BROOKSVILLE — The text message came to Brooksville Elementary School principal Mary LeDoux on Sunday morning as she prepared for church.
It stopped her flat.
"Don't play with me; this isn't funny," she remembered saying out loud.
It was no joke: Brooksville Elementary is an A school. Not a B.
"It was really out of nowhere, and it was incredibly exciting," LeDoux said.
Over the weekend, the Hernando County school district learned that six of its schools had their grades revised upward by the Florida Department of Education.
Aside from Brooksville Elementary, West Hernando Middle and Weeki Wachee High moved from B's to A's. Moving from C's to B's were Westside, Spring Hill and Pine Grove elementary schools.
That means the district now has six A schools instead of three. There are also six B schools, 3 C schools and three D schools.
High school grades have yet to be released.
Superintendent Bryan Blavatt was pleased with the increase in grades, but questioned the system.
"The whole thing is screwy," Blavatt said. "It's really hard to work under the conditions where you're never quite sure of what you're getting."
In a state where a lot is riding on school grades, he said he thinks it's incumbent on the state to get school districts good data.

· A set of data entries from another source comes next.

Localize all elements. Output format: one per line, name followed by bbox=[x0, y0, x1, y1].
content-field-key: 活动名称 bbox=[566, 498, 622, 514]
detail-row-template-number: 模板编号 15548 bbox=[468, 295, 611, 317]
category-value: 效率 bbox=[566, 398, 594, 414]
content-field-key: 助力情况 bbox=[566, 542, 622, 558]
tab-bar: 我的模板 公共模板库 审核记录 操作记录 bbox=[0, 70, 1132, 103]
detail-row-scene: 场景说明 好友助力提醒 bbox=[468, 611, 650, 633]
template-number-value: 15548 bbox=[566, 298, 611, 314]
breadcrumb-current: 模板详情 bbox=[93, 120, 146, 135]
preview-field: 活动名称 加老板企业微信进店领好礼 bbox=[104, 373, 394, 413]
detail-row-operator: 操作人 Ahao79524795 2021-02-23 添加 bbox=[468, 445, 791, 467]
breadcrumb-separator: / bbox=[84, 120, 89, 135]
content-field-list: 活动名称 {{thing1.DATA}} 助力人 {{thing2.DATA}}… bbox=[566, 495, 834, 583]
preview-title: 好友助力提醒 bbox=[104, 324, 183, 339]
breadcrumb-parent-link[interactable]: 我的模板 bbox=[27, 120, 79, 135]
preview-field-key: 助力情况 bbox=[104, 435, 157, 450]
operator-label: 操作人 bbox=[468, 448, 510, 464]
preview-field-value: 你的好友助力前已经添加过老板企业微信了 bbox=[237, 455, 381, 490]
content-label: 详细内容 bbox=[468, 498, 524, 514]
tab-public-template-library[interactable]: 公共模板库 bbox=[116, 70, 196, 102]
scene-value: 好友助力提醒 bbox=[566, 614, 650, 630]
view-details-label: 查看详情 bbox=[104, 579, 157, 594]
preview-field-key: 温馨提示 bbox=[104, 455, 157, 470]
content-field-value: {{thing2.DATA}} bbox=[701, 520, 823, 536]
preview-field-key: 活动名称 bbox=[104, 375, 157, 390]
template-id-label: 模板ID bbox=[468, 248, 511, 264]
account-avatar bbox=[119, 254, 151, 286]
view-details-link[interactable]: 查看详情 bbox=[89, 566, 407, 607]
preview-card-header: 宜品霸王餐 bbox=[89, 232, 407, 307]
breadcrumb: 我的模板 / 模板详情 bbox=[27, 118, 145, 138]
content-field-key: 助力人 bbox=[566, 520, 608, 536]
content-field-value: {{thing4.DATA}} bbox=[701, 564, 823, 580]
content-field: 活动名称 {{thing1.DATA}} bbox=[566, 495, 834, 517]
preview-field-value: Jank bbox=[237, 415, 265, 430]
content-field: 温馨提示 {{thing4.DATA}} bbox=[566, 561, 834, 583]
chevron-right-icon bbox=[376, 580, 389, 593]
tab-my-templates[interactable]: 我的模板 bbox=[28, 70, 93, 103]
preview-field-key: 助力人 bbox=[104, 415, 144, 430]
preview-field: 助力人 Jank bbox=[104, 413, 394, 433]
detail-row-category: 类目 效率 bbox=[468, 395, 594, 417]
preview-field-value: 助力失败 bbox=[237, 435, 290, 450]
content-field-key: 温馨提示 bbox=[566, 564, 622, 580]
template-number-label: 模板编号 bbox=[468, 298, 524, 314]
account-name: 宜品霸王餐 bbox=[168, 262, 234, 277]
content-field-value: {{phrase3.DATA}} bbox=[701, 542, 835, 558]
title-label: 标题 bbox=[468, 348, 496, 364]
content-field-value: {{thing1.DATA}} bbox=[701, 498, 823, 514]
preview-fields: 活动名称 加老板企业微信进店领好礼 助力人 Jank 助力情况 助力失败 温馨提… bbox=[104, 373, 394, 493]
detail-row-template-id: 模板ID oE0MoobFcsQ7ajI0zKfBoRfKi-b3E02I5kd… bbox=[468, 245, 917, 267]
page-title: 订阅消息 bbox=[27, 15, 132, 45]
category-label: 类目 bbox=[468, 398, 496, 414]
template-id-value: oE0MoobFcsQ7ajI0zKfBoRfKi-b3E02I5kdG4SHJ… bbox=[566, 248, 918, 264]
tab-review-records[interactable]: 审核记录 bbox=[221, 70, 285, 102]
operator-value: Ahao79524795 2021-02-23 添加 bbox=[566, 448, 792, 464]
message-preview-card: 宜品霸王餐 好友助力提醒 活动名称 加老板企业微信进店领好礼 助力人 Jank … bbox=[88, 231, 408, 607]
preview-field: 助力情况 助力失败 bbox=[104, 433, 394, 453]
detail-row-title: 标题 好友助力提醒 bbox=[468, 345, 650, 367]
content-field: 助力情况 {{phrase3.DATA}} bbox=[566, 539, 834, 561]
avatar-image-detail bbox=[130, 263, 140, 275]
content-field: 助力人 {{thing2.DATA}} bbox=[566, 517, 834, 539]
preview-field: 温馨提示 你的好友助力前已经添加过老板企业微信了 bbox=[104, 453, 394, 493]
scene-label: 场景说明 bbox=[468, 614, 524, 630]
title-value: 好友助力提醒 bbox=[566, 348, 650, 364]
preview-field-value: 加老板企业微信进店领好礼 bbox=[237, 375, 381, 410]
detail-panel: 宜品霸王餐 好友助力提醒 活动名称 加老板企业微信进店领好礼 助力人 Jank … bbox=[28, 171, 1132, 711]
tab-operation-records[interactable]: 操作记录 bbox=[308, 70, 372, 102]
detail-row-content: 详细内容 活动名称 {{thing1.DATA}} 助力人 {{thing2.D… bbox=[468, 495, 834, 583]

"I don't mean to be critical. Certainly if the district were to miscalculate anything, they'd be all over us," he said.
Overall, the state increased the grades of 213 schools, including 116 from B to A, 55 from C to B, 35 from D to C and seven from F to D. That's 8 percent of the schools statewide.
That includes 18 Pinellas County schools, 17 Hillsborough County schools and six Pasco County schools.
Although Hernando schools saw six individual school grades increase, the overall district grade remained a C. Pasco and Hillsborough saw their district grades jump from C's to B's.
The news trickled out beginning Friday, with state officials alerting superintendents.
The revisions follow intense criticism from parents and school leaders because of a series of rapid changes this year to the testing system. It started with plummeting writing scores, followed by an increase in the number of failing third-graders, an overall decline in Florida Comprehensive Assessment Test scores and a statewide drop in school grades.
School districts have signed on to resolutions against excessive testing. Hernando County is writing its own version of the resolution.
The grade changes were found during a review process.
State officials said the fact that 8 percent of school grades will increase demonstrates the value of a review process.
"The strength of our accountability system depends on the partnership between school districts and the department, and these revisions are a direct result of that process," said Commissioner of Education Gerard Robinson.